Mountain rank by height: 72 out of 188
Height: 2,379ft | 725m
Region: Brecon Beacons
Grid ref: SN880190

Fan Gyhirych is accessible from a couple of different directions. I parked up near Cray Reservoir and walked north along the main road a little way before taking the first road on the right, a gently ascending country lane. This leads you to a private gravel road on your right, which is fully accessible to walkers, you can follow this up to quite close to the summit.

Fan Gyhirych
Fan Gyhirych approached from the North. Tamron Adaptall SP 24-48 @ 48mm, f8.

You can turn off the main gravel track – as I did – and walk a small track on the edge of the ridge up – which eventually joins up with the wider and more established South Wales Traverse track.

Fan Gyhirych
You can get off the track and walk along the edge of the ridge up.
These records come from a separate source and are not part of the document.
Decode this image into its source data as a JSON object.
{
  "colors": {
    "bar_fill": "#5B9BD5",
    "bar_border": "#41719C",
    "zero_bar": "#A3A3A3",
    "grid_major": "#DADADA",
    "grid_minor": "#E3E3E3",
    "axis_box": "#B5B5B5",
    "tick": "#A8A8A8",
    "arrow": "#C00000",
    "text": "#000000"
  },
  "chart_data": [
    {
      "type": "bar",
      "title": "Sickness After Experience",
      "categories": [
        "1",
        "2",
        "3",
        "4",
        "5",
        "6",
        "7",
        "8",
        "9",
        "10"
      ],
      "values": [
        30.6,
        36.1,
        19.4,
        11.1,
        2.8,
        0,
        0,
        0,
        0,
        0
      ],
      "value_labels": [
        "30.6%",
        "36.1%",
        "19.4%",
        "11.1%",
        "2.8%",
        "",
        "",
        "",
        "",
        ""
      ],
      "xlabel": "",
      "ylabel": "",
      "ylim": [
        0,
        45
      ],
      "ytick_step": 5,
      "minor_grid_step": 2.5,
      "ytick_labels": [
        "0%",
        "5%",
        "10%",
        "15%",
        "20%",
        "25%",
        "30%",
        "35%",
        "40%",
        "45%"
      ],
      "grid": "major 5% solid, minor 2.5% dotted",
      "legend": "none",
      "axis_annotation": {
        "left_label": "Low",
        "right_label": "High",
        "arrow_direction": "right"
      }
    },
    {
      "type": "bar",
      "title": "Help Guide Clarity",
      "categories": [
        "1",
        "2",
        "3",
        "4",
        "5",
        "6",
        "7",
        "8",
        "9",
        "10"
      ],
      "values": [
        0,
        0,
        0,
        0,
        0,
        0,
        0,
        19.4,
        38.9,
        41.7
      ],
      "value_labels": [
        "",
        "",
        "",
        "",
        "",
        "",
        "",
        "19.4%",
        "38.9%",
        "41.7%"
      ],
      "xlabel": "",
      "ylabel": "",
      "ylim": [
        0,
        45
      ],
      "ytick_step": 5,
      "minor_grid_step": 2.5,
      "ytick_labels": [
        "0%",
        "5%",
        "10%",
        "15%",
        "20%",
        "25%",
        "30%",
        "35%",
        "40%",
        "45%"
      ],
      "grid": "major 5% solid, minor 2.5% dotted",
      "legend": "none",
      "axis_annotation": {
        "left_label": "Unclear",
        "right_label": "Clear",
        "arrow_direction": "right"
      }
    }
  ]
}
Tamron Adaptall SP 24-48 @ 24mm, f8.

The views on the ascent are really clear and impressive as you see the steepest side of it and how it sits amongst the surrounding peaks, often walks towards a summit don’t give you the chance to capture the whole mountain easily.

Cray Reservoir
As you ascend you get nice views over Cray reservoir. Tamron Adaptall SP 24-48 @ 24mm, f8.
I was lucky enough to get some changing weather conditions, the bright blue skies and light clouds replaced with a snowstorm on the way up. Tamron Adaptall SP 24-48 @ 35mm, f8.

Looking to the right you also get great views of another range of six mountains that are on my to-do list.

Tail end of the storm
A range of six mountains are West of Fan Gyhirych and very much on the to-do list. Tamron Adaptall SP 24-48mm @ 35mm, f8.

Once you are near the summit the path opens up and going is very smooth and easy towards another trig point that is painted white, but rather than a red Welsh Dragon it has Cofiwch Dryweryn written on it. This means Remember Tryweryn, and was originally painted by Author and journalist Meic Stephens onto the wall of a ruined cottage in the early 1960s following the decision by Liverpool City Council to flood the Tryweryn Valley to create the Llyn Celyn reservoir. It has since become a slogan of Welsh Nationalism.

Look carefully and you will spot two walkers near the summit. This mountain was actually more popular than expected. Tamron Adaptall SP 24-48 @ 24mm, f8.
Fan Gyhirych
View to the six mountains. Tamron Adaptall SP 24-48 @ 48mm, f11.

I saw one couple, pictured above, walking ahead of me to the summit, but after my descent and as I approached the neighbouring Fan Fraith I saw a couple of groups approaching from the South. It was certainly not busy, but busier than I expected, it was great to see others enjoying a cold, but beautiful day.

The view from Fan Gyhirych
The view South. Tamron Adaptall SP 24-48 @ 48mm, f8.
Fan Gyhirych, view to Pen y Fan
Some snow in the grass as you look towards Pen y Fan. Tamron Adaptall SP 24-48 @ 48mm, f8.
Wide View
The views are well worth the walk up. Tamron Adaptall SP 24-48 @ 24mm, f11.

You can walk back to the starting point by reversing your steps exactly, or you can drop down and take the gravel track all of the way. According to the OS Map you can take the South Wales Traverse down the West side and back to the road that way. This would be the shortest way up and down, but a lot steeper.

I had already planned to continue on to Fan Fraith as it is very close by, and then swing around to Fan Nedd, before heading back to the car via the gravel road. I’d really recommend this loop as it is under 12 miles total but takes in three mountains without any massive drops – although you do dip before Fan Nedd.